In opposizione a una concezione, da qualche decennio sempre piú diffusa, che intende il discorso letterario come esclusivamente connivente con il potere, Orlando lo concepisce, e non importa se orale o scritto, se popolare o canonico, come destabilizzante e liberatorio; tuttavia, contro il rischio di derive facilmente irrazionalistiche, il critico si è sempre e comunque posto dalla parte della razionalità illuministica. Il punto è a suo avviso costituito dal prezzo da pagare per il necessario adattamento al processo di civilizzazione, e cioè in definitiva all’affermazione di versioni del principio di realtà sempre piú esigenti. La letteratura a tema soprannaturale costituisce in quest’ottica una testimonianza di quanto nella specie umana si oppone a quei processi: far immaginariamente esistere quel che non esiste, far vedere quel che non può essere visto, far credere quel che non può essere – razionalmente – creduto.

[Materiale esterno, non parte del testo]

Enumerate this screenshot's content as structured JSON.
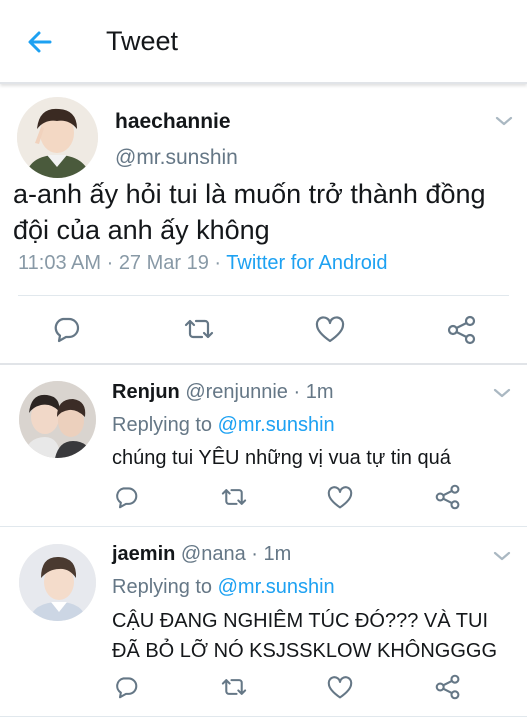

Ma se la protesta contro i vincoli della civiltà è in definitiva di tipo metastorico, e riguarda la specie umana nel suo complesso, il disagio che quelle costrizioni procurano si fa progressivamente piú acuto quanto piú ci si avvicina alla grande svolta avvenuta intorno alla metà del Settecento. In molta parte della sua opera Orlando ci ha mostrato come la grande letteratura rechi traccia di questa

enorme mutazione culturale e sociale, che ha cambiato per sempre le configurazioni e gli assetti del mondo. È in effetti sempre in quel giro d’anni che si sviluppa un soprannaturale di tipo nuovo: quel fantastique studiato da Todorov che secondo Orlando va concepito nei termini di una condizione di ignoranza e insicurezza connessa con la perdita delle antiche certezze, e con la fragilità di una razionalità ancora troppo recente. Ma nel saggio che presentiamo tutte le proposte di definizione e classificazione del soprannaturale sono sempre concepite sullo sfondo di grandi trasformazioni epocali. Se infatti il Todorov strutturalista procede a studiare questo fenomeno letterario da un punto di vista formale e astratto, quel che distingue l’approccio di Orlando rispetto al suo maggiore interlocutore è il tentativo costante di determinare storicamente le categorie che analizza, e che pure estrapola in un primo momento sulla base di criteri formali quali quello della dinamica tra credito e critica: tutte le grandi varianti di soprannaturale letterario individuate sono in questo senso riconsiderate da un punto di vista cronologico, e si avvicendano, succedono o compenetrano in prossimità di grandi svolte, quali proprio quella avvenuta in Europa tra Sette e Ottocento o quella segnata dall’affermazione della Riforma e della Nuova Scienza.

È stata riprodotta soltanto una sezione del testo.